Aside the illegality of these practices, what is lost to those involved in this dangerous game is that these wild animals still possess their natural instincts, even if they are dulled from living outside their habitat. But the main concern for us is that the act of parading wild animals on the streets is both illegal and cruel.
It is noteworthy that Nigeria is a signatory to the Convention on International Trade in Endangered Species of Wild Fauna and Flora, also known as “CITES”. The treaty aims to protect wildlife from over-exploitation from international trade. It also provides different levels of protection for a large list of plant and animal species, working to protect their numbers in the wild. It does this by imposing a specialised permitting system on the transport and trade of specific listed species. By those extra hurdles, CITES has created an environment that has had a significant impact on the rampant over-exploitation of the species it monitors. Nigeria has a number of animal and plant species that are listed by The World Conservation Union (IUCN) in the 2004 IUCN “Red List of Threatened Animals” as ‘vulnerable’ to extinction.
Regrettably, the government has not been able to adequately equip forest guards to stop poachers, who operate almost freely within the nation’s protected game reserves in Yankari, Bauchi State; Okomu, Edo State; Gashaka-Gumti National Park in Adamawa and Taraba states; Cross River National Park; and Omo Forest Reserve, Ogun State.
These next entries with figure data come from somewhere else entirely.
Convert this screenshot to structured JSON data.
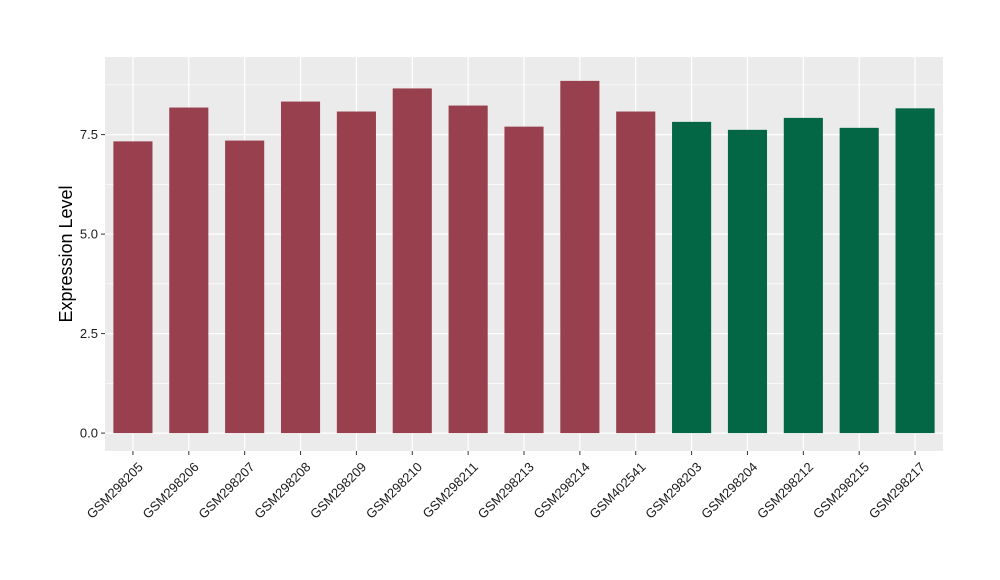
{
  "chart_data": {
    "type": "bar",
    "title": "",
    "xlabel": "",
    "ylabel": "Expression Level",
    "ylim": [
      -0.45,
      9.45
    ],
    "yticks": [
      0.0,
      2.5,
      5.0,
      7.5
    ],
    "ytick_labels": [
      "0.0",
      "2.5",
      "5.0",
      "7.5"
    ],
    "grid": true,
    "legend": "none",
    "panel_background": "#ebebeb",
    "grid_color": "#ffffff",
    "categories": [
      "GSM298205",
      "GSM298206",
      "GSM298207",
      "GSM298208",
      "GSM298209",
      "GSM298210",
      "GSM298211",
      "GSM298213",
      "GSM298214",
      "GSM402541",
      "GSM298203",
      "GSM298204",
      "GSM298212",
      "GSM298215",
      "GSM298217"
    ],
    "values": [
      7.33,
      8.18,
      7.35,
      8.33,
      8.08,
      8.66,
      8.23,
      7.7,
      8.85,
      8.08,
      7.82,
      7.62,
      7.92,
      7.67,
      8.16
    ],
    "bar_colors": [
      "#98404e",
      "#98404e",
      "#98404e",
      "#98404e",
      "#98404e",
      "#98404e",
      "#98404e",
      "#98404e",
      "#98404e",
      "#98404e",
      "#036644",
      "#036644",
      "#036644",
      "#036644",
      "#036644"
    ]
  }
}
It is from these poachers who also operate as thieves that those who keep these wild animals as pets at home get them. Yet this unchecked thriving trade in wildlife in Nigeria led to the suspension of the country from CITES in March 2008. Five years earlier in 2003, after two gorillas that were being illegally trafficked were intercepted in Kano, international and local conservationists labelled Nigeria a hub in the illegal trade in endangered wildlife. The two captured female western lowland nine-year-old gorillas were subsequently sent back to their homeland in Cameroon that year to the shame of our country.
Incidentally, Nigeria was once said to have the most diverse population of monkeys and apes in the world, but as its forests have dwindled, many of these animals have either been hunted to extinction or are now serving as pets at the homes of the rich of our society.